Growth is undoubtedly one of the most important facets to creative production. The ability to experiment and retool of what worked and maintain a fan base is no easy task and leads to constant questions of whether a failed trial spells the end for a career.
On her 2017 debut album, SweetSexySavage, Kehlani highlights personal growth following a whirlwind 2016 that included a suicide attempt in March. The Oakland songstress offers a collection of 19 tracks that highlight both external examinations of her persona and mentality as well as her budding capability to express herself as she navigates her way to stardom.

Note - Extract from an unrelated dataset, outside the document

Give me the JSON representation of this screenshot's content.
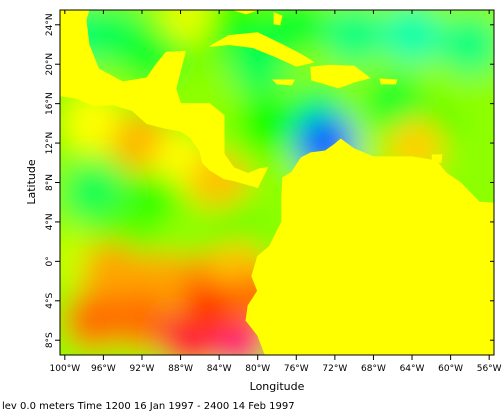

The foundation for Kehlani’s music is her trademark voice, one with gritty undertones and a hint of rasp that complements her ability to balance both the ballad-oriented tracks as well as the increasingly prevalent Trap&B, that’s common with the likes of Ty Dolla $ign, Fetty Wap and Tory Lanez. Most notably though, Kehlani doesn’t compromise to reach into either genre; she performs equally well on songs with pop appeal like “Escape” as she does on the fluctuating bass patterns of “Not Used To It”.
On the production side, Kehlani stays true to her roots, seeing longtime collaborator Jahaan Sweet on two tracks, while much of the album is produced by duo Pop &Oak, who have worked with a number of hit-makers, including Alessia Cara and Tory Lanez. Kehlani’s engineers ensure to prioritize her vocals, maintaining that the piano of “Thank You” or the acoustic guitar of “Hold Me By The Heart” are wholly complementary roles.
All things considered, Kehlani takes unapologetic personal strides in providing an R&B album not unlike the 90s compositions by Aaliyah, Mary J. Blige, but with definite modern influences. And while she may not be as vocally gifted as the Mariah Carey types in the industry, Kehlani is more than able to hold her own.